Je me lève précipitamment du canapé sur lequel j'étais assise et sors en trombe dans le couloir.
— Amma ? Je peux te parler une seconde ?
— Qu'est-ce qui se passe Gwen ? s'inquiète Aliana.
— Rien de grave, ne t'inquiète pas. J'ai peut-être trouvé une façon de mettre les magiques au courant sans alerter les normaux.
Ma grand-mère lève les yeux du document qu'elle était en train de lire. Un livre qui semble être très ancien.
— Je t'écoute, ma chérie.
— Jae a dit que ce serait tellement plus simple si on pouvait passer un appel à la télé pour recruter. Du coup ça m'a fait penser : la langue ancienne des magiques, on la connaît tous, non ?

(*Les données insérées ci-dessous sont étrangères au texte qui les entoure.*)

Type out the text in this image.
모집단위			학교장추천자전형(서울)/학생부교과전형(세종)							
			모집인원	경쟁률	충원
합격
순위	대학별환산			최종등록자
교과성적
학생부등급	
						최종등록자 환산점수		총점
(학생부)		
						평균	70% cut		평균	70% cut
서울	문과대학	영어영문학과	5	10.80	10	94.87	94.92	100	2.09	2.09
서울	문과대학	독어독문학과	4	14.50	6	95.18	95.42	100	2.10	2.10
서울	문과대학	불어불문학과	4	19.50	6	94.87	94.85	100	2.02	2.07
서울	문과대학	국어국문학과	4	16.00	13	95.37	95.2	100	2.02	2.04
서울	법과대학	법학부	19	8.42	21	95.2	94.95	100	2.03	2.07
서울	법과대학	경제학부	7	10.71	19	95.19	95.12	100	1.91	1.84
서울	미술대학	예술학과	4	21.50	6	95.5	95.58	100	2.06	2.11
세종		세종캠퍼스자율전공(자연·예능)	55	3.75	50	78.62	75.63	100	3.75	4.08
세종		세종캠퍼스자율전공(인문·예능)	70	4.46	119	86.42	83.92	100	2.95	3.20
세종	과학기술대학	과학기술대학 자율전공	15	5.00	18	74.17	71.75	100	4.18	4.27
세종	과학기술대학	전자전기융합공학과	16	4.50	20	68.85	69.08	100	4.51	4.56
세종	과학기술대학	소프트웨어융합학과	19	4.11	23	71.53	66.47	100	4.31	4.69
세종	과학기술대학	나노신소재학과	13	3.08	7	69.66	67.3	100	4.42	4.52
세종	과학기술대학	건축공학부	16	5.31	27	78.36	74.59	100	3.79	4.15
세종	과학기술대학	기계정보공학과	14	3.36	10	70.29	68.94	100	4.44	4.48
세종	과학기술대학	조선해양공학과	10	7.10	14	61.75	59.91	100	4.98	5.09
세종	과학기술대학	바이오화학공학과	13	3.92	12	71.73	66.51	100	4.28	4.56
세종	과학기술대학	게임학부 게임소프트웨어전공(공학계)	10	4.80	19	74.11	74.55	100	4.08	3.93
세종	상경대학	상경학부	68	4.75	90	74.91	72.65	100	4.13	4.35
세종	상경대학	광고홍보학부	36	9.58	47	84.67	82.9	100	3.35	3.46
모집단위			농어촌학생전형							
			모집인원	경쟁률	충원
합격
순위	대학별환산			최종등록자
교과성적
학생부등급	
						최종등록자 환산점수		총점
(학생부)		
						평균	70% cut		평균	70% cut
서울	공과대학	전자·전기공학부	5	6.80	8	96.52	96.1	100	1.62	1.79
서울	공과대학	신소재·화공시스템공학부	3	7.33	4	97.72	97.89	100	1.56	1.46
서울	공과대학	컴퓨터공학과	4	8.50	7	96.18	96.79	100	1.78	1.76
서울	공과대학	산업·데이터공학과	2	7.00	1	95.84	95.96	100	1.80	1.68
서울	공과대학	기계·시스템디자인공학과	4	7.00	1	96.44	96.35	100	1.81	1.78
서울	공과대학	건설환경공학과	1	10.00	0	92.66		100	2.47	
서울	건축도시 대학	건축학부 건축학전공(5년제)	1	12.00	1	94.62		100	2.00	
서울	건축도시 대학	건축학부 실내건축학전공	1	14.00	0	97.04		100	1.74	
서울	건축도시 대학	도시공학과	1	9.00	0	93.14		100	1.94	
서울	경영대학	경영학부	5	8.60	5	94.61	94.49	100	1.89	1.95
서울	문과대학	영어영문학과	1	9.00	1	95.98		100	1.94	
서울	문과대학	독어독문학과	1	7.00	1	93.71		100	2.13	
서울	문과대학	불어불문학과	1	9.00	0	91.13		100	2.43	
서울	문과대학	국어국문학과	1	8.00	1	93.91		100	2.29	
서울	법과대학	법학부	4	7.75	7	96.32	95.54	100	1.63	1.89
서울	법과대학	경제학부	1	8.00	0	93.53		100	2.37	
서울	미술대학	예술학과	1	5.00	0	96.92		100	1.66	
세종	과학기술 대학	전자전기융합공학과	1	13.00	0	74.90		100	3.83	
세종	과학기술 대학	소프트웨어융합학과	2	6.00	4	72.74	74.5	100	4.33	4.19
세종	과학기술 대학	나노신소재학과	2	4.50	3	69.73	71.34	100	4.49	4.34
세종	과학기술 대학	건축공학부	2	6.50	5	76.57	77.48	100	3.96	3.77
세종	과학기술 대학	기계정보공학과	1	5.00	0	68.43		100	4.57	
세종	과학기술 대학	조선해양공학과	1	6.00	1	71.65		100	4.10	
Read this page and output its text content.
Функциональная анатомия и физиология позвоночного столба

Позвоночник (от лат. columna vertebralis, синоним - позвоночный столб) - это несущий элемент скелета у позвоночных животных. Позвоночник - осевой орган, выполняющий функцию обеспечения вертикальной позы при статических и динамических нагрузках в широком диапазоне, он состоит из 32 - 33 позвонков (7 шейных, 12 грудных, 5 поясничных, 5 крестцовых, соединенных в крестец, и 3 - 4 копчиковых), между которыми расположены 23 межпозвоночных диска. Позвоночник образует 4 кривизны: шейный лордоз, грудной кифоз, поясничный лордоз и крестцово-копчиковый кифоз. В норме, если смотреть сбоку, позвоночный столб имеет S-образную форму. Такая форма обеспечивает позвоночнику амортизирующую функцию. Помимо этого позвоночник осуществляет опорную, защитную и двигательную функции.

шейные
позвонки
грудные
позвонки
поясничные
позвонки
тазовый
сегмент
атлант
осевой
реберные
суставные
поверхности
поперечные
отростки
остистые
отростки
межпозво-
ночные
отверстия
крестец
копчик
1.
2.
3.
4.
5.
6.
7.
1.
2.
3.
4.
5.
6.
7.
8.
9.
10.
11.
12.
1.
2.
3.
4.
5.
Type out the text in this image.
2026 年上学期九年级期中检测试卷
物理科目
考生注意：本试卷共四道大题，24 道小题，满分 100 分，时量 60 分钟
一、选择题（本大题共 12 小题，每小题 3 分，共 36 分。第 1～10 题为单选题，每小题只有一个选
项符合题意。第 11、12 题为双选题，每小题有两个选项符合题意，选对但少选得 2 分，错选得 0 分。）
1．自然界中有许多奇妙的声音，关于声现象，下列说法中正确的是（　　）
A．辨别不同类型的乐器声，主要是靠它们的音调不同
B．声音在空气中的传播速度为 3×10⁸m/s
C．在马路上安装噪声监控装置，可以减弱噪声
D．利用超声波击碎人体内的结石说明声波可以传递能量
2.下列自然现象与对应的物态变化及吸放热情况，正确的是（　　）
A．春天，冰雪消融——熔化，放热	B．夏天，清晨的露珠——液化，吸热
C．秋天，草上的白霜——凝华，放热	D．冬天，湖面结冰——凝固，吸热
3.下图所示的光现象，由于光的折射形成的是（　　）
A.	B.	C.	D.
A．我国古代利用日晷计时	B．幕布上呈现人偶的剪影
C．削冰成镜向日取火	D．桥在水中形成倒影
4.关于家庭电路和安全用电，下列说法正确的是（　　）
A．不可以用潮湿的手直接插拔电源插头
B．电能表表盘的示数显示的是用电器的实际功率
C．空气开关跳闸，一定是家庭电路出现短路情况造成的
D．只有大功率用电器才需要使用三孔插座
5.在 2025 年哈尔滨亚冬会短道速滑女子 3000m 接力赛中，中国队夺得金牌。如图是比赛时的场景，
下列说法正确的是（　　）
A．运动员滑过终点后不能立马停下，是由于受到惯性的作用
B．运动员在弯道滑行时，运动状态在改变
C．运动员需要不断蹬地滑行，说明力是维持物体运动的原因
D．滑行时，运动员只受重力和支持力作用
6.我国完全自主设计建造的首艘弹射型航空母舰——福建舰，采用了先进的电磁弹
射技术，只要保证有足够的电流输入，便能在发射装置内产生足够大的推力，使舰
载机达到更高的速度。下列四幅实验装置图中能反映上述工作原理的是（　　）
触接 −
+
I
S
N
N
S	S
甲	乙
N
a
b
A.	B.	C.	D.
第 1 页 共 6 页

— La grande majorité, oui, confirme Aliana sans parvenir à comprendre où je veux en venir.
— Donc, si on fait passer un message dans le monde entier dans cette langue, les magiques le déchifferaient vraiment simplement et les normaux le prendraient comme une énorme énigme à résoudre. Personne n'arriverait à en comprendre le sens, donc tout le monde la partagerait et elle ferait le tour de la terre. Si ça se trouve, des journaux la passeraient dans leurs émissions. Seuls les magiques pourraient comprendre son contenu mais aucun de révèlerait la solution pour ne pas nous exposer et nous dévoiler. Donc l'effet médiatique serait d'autant plus fort.
— Par les cendres du Phoenix, Gwen ! Tu viens sans doute de résoudre le problème le plus important de ce millénaire ! Tu es incroyable, tu le sais ? se récrie ma grand-mère en contournant son bureau pour me donner un baiser claquant sur le front.
Alors que j'ouvre à nouveau la porte du salon, mes amis tournent la tête vers moi. En reprenant ma place, on me demande où est-ce que j'étais partie alors je leur explique mon idée. Nicolaï me félicite le premier.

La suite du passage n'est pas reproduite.